We ought to be worried about the steepness of the lines. Increased contrast — that is, steep curves — means increased noise. Brightening is a form of amplification, and amplification necessarily increases noise. For this reason, I recommend using Photoshop in 16 bit mode when applying severe curves to images, and also using RAW instead of JPEG images if much processing is foreseen, for both of these methods retain more information about the image.
However, this also illustrates that severe curves are applied to the raw sensor data within the camera itself, which increases noise. Now, this image came from a Nikon D40, which is known for having low noise — even at ISO 1600 as was used here — and I did perform slight noise reduction over the image. However, under more extreme conditions, like dim low-wattage bulbs, or with an inexpensive compact camera, we can expect lots of noise in the blue channel under incandescent lighting.
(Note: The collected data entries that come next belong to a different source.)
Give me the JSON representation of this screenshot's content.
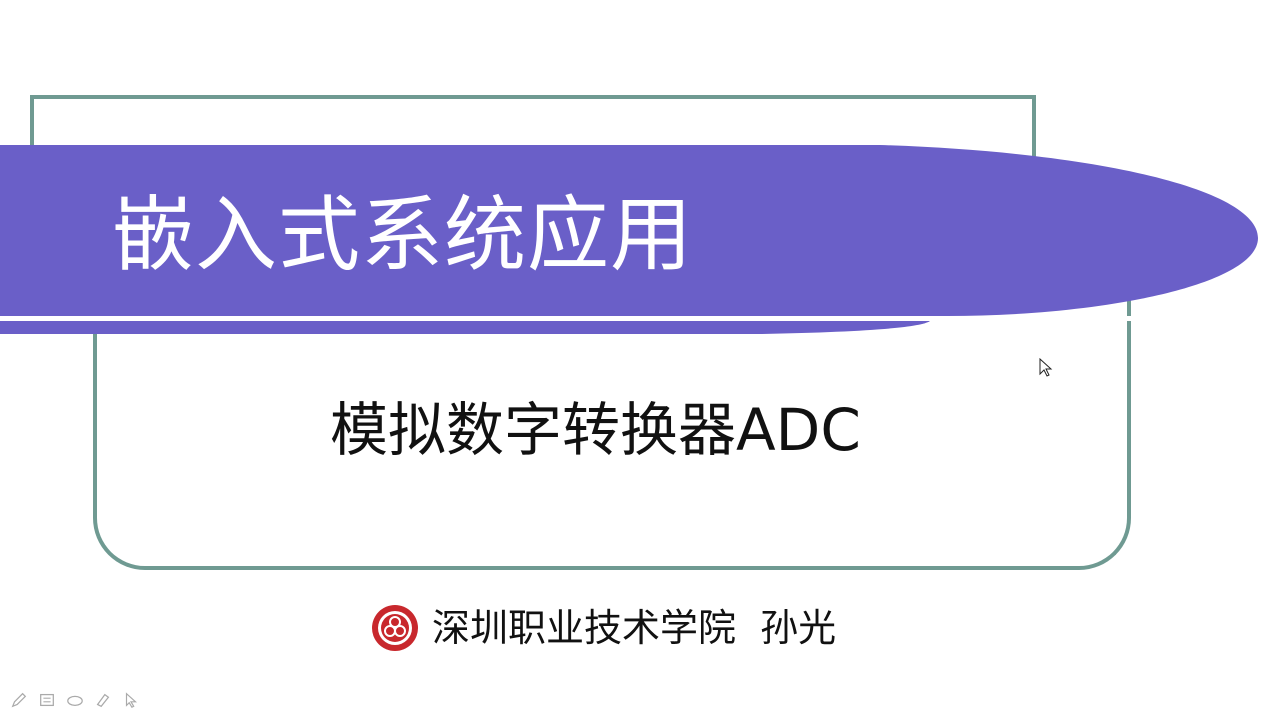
{
  "slide": {
    "title": "嵌入式系统应用",
    "subtitle": "模拟数字转换器ADC",
    "footer": {
      "institution_author": "深圳职业技术学院  孙光"
    }
  },
  "colors": {
    "banner": "#6a5fc8",
    "frame": "#6f9a92",
    "title_text": "#ffffff",
    "body_text": "#111111",
    "logo_red": "#c8282d"
  },
  "toolbar": {
    "tools": [
      "pen-icon",
      "slides-icon",
      "eraser-icon",
      "highlighter-icon",
      "pointer-icon"
    ]
  }
}
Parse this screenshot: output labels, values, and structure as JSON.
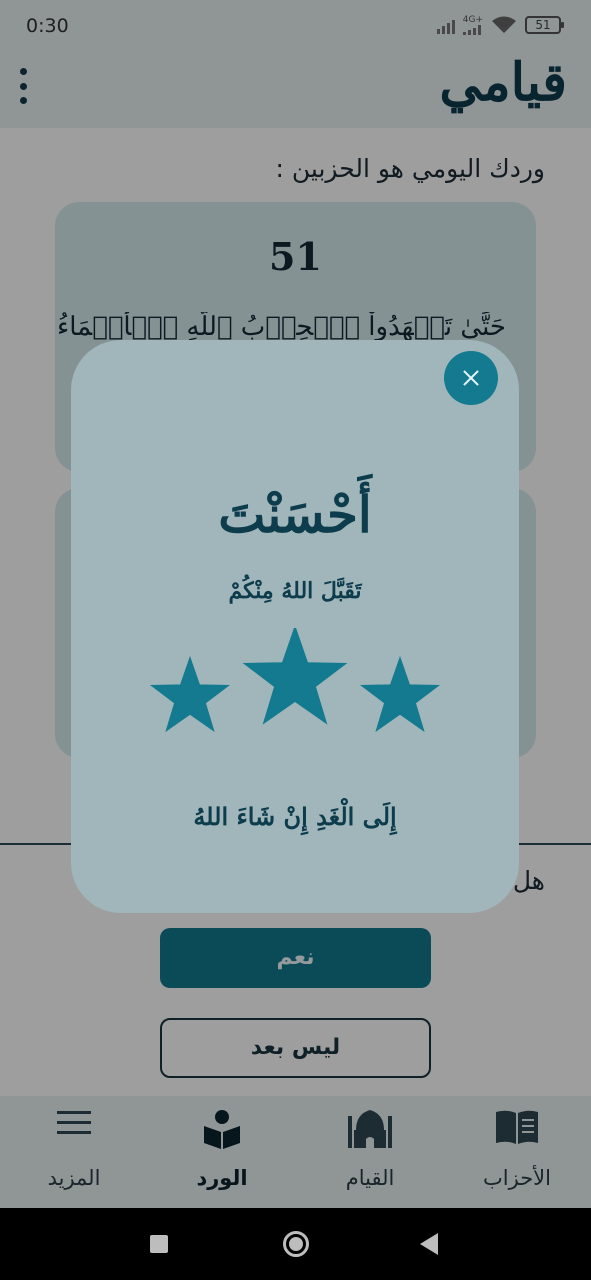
{
  "status_bar": {
    "time": "0:30",
    "network_type": "4G+",
    "battery": "51"
  },
  "app": {
    "title": "قيامي"
  },
  "main": {
    "wird_label": "وردك اليومي هو الحزبين :",
    "cards": [
      {
        "number": "51",
        "verse": "حَتَّىٰ تَشۡهَدُواْ ٱلۡحِزۡبُ ٱللَّهِ ٱلۡأَسۡمَاءُ إِذْ ٢ جِ"
      },
      {
        "number": "",
        "verse": ""
      }
    ],
    "question": "هل",
    "yes_label": "نعم",
    "not_yet_label": "ليس بعد"
  },
  "dialog": {
    "title": "أَحْسَنْتَ",
    "subtitle": "تَقَبَّلَ اللهُ مِنْكُمْ",
    "rating": 3,
    "rating_max": 3,
    "footer": "إِلَى الْغَدِ إِنْ شَاءَ اللهُ",
    "accent_color": "#137a8f"
  },
  "bottom_nav": {
    "items": [
      {
        "label": "المزيد",
        "icon": "menu-icon"
      },
      {
        "label": "الورد",
        "icon": "reading-icon"
      },
      {
        "label": "القيام",
        "icon": "mosque-icon"
      },
      {
        "label": "الأحزاب",
        "icon": "book-icon"
      }
    ],
    "active_index": 1
  }
}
For critical work, this problem is lessened by using low ISO, shooting in RAW, using a tripod, and blending together multiple exposures so as to get an excellent blue channel. Or alternatively, use lots of high quality supplemental light, such as from strobes.
I am of divided opinion as to effectiveness of the Bayer array. It does not appear to provide optimal performance under the any of the most common lighting conditions, nor does it appear to be an optimal compromise offering good average performance. I tend to think that blue light, under almost all conditions, is under-measured by this kind of sensor. I may be wrong because illuminance — which is primarily measured by green light — is more important than color, and so perhaps a camera sensor deserves to have more green sensors. I just don't know. The Bayer array has the advantage of being compact, as it has a repeating 2x2 pattern, which is more compact than every other proposed array and so will have the greatest color accuracy for each final pixel of the image. However, we ought to consider the Foveon sensor, which records full color at every sensel, and so does not display any demosaicing errors as found with the Bayer array and its rivals.
In dim lighting, human vision becomes even more sensitive to blue light, and so diverges greatly from what is seen by the camera, but that is a problem best considered in another post.